Phycis phycis, the forkbeard, is a species of phycid hakes in the family Phycidae.

==Etymology==
Genus and species names Phycis derive from Greek, phykon meaning seaweed, as these fishes usually live hidden among seaweeds.

==Description==
Phycis phycis commonly can reach a length of 25 cm, with a maximum length of 65 cm in males.

These fishes have a wide mouth with thick lips. A barbel is present on the chin. They do not have any thorn in the fins, but show elongated pelvic-fin rays reduced to bifid filaments, with 2 soft rays.
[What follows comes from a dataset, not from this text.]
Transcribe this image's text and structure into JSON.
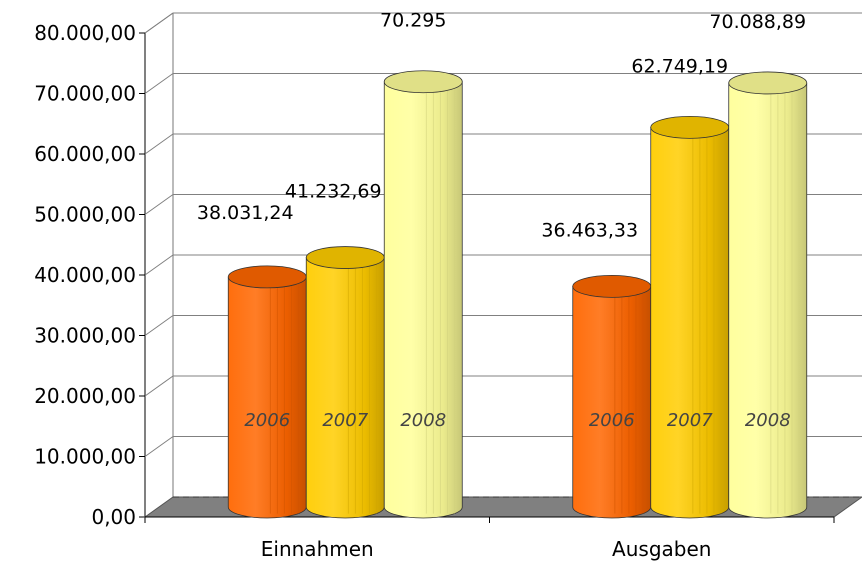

The dorsal fin is a double and rounded (the first can have 9 or 11 soft rays, the second 56 or 65). The caudal fin is rounded, with 27 or 29 soft rays. Vertical fins distally reaching the origin of the anal fin. They are dark, sometimes with a pale margin. Body color is dark brown or gray on the back, but ventrally the color becomes paler.

==Biology==
Forkbeards are nocturnal; during the daytime, they tend to hide between rocks. These forkbeards feed on small fish and several species of invertebrates. Breeding takes place from January to May. Scientists consider forkbeards to be comparatively slow-growing fishes enjoying long lifespans.

==Distribution and habitat==
This species is present in the Mediterranean, in Portugal and in western coast of northern Africa and the Azores. These fishes live on hard and sandy-muddy bottoms close to the rocks usually, at depths of 100–650 m.